Re: [PATCH v1] neighbour: Don't let neigh_forced_gc() disable preemption for long

From: Doug Anderson
Date: Fri Dec 01 2023 - 10:17:45 EST


Hi,

On Fri, Dec 1, 2023 at 1:10 AM Eric Dumazet <edumazet@xxxxxxxxxx> wrote:
>
> On Fri, Dec 1, 2023 at 9:39 AM Judy Hsiao <judyhsiao@xxxxxxxxxxxx> wrote:
> >
> > We are seeing cases where neigh_cleanup_and_release() is called by
> > neigh_forced_gc() many times in a row with preemption turned off.
> > When running on a low powered CPU at a low CPU frequency, this has
> > been measured to keep preemption off for ~10 ms. That's not great on a
> > system with HZ=1000 which expects tasks to be able to schedule in
> > with ~1ms latency.
>
> This will not work in general, because this code runs with BH blocked.
>
> jiffies will stay untouched for many more ms on systems with only one CPU.
>
> I would rather not rely on jiffies here but ktime_get_ns() [1]
>
> Also if we break the loop based on time, we might be unable to purge
> the last elements in gc_list.
> We might need to use a second list to make sure to cycle over all
> elements eventually.
>
>
> [1]
> diff --git a/net/core/neighbour.c b/net/core/neighbour.c
> index df81c1f0a57047e176b7c7e4809d2dae59ba6be5..e2340e6b07735db8cf6e75d23ef09bb4b0db53b4
> 100644
> --- a/net/core/neighbour.c
> +++ b/net/core/neighbour.c
> @@ -253,9 +253,11 @@ static int neigh_forced_gc(struct neigh_table *tbl)
> {
> int max_clean = atomic_read(&tbl->gc_entries) -
> READ_ONCE(tbl->gc_thresh2);
> + u64 tmax = ktime_get_ns() + NSEC_PER_MSEC;

It might be nice to make the above timeout based on jiffies.

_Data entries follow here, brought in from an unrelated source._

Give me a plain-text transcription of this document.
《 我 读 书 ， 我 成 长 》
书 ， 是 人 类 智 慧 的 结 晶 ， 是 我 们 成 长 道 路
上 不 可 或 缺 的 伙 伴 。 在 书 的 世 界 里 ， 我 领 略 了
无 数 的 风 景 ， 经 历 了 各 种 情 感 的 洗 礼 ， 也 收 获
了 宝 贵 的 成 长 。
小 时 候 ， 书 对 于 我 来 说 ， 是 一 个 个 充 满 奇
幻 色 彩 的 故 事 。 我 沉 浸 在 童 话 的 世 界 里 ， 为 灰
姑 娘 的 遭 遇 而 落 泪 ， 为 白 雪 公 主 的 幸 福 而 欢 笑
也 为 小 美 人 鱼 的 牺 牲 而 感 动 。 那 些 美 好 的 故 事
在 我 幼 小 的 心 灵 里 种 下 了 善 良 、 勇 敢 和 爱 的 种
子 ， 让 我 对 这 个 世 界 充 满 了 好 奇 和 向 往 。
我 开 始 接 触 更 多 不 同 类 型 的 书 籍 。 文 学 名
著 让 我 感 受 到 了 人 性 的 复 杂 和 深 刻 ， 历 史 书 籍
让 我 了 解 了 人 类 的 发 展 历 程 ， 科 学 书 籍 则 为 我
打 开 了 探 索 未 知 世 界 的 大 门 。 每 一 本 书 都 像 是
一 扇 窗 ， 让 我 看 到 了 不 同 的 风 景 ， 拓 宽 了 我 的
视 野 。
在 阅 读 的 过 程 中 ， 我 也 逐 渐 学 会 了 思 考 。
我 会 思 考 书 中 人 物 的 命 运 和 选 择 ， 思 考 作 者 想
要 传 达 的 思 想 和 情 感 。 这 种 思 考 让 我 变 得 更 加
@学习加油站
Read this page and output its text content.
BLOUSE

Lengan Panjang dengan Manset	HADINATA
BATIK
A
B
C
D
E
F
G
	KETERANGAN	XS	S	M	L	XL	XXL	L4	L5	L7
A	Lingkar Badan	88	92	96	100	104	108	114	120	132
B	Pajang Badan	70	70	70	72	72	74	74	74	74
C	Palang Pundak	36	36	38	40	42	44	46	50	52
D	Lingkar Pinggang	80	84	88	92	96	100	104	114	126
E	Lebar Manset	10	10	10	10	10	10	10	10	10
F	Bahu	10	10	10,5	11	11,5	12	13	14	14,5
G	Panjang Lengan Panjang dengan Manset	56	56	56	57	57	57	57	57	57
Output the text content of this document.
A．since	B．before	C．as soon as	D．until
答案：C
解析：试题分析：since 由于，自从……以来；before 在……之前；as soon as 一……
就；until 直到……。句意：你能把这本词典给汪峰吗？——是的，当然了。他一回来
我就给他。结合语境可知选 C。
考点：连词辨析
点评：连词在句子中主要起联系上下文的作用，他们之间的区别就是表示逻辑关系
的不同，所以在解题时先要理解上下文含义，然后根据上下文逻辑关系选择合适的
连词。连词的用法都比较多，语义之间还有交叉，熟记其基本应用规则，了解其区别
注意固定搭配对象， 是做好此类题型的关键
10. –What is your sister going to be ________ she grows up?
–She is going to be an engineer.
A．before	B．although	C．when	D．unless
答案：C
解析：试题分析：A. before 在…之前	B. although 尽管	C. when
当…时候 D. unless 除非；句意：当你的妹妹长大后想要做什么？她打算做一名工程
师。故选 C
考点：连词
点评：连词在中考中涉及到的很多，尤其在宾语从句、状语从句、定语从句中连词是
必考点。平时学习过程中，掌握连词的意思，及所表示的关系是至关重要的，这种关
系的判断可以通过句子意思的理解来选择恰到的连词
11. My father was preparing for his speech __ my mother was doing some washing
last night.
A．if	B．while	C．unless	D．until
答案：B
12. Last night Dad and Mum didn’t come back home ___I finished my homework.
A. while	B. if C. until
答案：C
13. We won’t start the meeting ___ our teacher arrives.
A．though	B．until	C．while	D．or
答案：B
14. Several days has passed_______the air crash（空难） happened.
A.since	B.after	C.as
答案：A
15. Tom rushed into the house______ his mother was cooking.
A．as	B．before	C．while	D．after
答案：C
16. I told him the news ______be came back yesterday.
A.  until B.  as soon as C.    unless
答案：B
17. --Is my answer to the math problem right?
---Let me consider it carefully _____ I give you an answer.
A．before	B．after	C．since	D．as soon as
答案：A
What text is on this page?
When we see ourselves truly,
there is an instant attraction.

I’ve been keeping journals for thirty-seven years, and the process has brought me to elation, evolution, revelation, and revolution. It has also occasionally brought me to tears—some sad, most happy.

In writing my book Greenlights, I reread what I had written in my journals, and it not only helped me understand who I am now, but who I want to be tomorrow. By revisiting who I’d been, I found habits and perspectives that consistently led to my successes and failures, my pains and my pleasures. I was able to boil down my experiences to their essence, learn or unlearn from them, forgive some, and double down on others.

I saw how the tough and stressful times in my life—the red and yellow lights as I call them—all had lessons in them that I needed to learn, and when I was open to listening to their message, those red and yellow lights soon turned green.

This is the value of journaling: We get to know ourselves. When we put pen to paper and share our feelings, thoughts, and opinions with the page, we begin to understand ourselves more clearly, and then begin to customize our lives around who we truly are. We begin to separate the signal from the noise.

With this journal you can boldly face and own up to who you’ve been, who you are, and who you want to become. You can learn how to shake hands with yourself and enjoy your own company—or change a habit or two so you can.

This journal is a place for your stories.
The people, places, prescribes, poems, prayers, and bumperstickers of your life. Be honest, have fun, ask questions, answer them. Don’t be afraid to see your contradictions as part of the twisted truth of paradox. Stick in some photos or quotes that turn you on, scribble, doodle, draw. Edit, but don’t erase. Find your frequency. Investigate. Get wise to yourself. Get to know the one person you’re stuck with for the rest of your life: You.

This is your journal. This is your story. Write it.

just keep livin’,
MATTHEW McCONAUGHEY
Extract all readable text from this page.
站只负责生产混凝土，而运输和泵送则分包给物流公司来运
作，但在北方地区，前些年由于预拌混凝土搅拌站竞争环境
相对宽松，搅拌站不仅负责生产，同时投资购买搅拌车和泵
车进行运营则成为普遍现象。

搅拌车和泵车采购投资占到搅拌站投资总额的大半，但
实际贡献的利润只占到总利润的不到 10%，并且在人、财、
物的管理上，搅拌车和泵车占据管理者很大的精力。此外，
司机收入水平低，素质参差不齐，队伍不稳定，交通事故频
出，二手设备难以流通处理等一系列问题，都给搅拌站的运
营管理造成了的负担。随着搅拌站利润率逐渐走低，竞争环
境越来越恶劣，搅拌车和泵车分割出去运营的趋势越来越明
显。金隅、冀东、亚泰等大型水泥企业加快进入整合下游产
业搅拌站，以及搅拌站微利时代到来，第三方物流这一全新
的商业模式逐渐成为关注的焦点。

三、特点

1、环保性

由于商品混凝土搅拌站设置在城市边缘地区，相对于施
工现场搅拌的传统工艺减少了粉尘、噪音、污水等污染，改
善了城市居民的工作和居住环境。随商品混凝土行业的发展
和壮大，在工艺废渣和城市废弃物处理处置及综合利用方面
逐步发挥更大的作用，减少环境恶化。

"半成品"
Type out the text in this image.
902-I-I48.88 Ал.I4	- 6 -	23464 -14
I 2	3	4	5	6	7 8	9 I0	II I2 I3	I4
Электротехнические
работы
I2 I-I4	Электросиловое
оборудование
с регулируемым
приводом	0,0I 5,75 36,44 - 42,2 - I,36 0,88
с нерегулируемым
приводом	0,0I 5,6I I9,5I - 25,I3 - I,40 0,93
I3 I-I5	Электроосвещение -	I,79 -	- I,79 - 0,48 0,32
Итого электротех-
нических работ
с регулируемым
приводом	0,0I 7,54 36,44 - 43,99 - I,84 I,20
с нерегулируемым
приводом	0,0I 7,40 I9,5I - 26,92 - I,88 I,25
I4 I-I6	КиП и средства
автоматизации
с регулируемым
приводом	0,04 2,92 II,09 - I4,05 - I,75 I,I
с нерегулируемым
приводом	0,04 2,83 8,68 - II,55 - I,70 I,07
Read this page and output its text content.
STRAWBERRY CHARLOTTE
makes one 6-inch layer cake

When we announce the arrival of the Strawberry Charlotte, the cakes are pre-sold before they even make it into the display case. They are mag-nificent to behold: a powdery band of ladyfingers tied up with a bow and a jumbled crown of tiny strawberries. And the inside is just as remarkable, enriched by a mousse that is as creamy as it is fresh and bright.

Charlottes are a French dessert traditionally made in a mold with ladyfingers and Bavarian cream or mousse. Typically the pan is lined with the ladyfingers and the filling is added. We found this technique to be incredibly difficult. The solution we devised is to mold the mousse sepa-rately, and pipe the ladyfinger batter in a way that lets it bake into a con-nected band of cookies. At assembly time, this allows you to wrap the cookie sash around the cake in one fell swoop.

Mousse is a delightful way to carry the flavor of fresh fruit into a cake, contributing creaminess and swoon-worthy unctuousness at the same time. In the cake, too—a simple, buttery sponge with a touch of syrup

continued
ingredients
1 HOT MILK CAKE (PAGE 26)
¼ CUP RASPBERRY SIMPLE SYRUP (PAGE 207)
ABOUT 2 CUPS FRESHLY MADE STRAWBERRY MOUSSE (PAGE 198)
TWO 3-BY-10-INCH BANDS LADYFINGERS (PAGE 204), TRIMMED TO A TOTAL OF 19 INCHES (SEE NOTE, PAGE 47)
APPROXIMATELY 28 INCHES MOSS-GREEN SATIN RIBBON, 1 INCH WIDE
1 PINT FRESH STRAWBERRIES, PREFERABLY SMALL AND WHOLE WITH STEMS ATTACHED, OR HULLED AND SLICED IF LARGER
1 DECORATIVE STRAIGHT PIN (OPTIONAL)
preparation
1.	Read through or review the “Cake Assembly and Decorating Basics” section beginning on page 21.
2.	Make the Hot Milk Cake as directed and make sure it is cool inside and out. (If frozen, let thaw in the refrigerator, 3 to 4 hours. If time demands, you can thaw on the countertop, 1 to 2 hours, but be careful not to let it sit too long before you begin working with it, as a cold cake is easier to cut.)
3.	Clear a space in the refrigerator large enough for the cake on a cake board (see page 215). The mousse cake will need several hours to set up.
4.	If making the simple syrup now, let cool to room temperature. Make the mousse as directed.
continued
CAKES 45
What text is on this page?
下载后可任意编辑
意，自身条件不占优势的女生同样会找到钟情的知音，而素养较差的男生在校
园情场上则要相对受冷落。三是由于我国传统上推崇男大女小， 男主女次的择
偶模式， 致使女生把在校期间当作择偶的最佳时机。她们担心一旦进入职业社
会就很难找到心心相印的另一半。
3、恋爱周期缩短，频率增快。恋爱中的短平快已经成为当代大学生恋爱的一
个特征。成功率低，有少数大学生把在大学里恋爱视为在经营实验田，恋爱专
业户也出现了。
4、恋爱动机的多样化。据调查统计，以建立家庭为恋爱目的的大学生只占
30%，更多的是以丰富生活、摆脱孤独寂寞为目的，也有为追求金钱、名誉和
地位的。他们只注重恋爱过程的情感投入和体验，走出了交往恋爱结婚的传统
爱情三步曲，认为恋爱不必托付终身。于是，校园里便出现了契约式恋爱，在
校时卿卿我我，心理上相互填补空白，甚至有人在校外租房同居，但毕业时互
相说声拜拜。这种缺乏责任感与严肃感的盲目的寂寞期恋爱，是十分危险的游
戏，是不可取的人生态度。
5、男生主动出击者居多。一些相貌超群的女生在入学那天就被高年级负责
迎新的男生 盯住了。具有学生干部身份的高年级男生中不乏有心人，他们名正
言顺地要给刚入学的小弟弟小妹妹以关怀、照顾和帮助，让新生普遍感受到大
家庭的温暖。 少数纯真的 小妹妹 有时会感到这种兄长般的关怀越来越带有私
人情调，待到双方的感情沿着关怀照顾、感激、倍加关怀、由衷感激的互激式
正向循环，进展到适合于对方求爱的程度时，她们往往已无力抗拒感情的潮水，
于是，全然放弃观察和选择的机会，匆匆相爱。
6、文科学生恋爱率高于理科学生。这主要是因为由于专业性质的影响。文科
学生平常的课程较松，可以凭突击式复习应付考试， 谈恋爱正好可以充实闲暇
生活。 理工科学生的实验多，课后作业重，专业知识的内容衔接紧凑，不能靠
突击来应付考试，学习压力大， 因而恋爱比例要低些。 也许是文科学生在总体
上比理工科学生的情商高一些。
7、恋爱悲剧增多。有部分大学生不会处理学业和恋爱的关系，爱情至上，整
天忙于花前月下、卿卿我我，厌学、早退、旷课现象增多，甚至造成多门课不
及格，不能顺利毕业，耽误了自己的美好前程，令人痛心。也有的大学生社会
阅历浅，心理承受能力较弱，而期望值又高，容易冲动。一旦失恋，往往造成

On a
HZ=100 system it's probably OK to keep preemption disabled for 10 ms
but on a HZ=1000 system you'd want 1 ms. ...so maybe you'd want to use
jiffies_to_nsecs(1)?

One worry might be that we disabled preemption _right before_ we were
supposed to be scheduled out. In that case we'll end up blocking some
other task for another full timeslice, but maybe there's not a lot we
can do there?

-Doug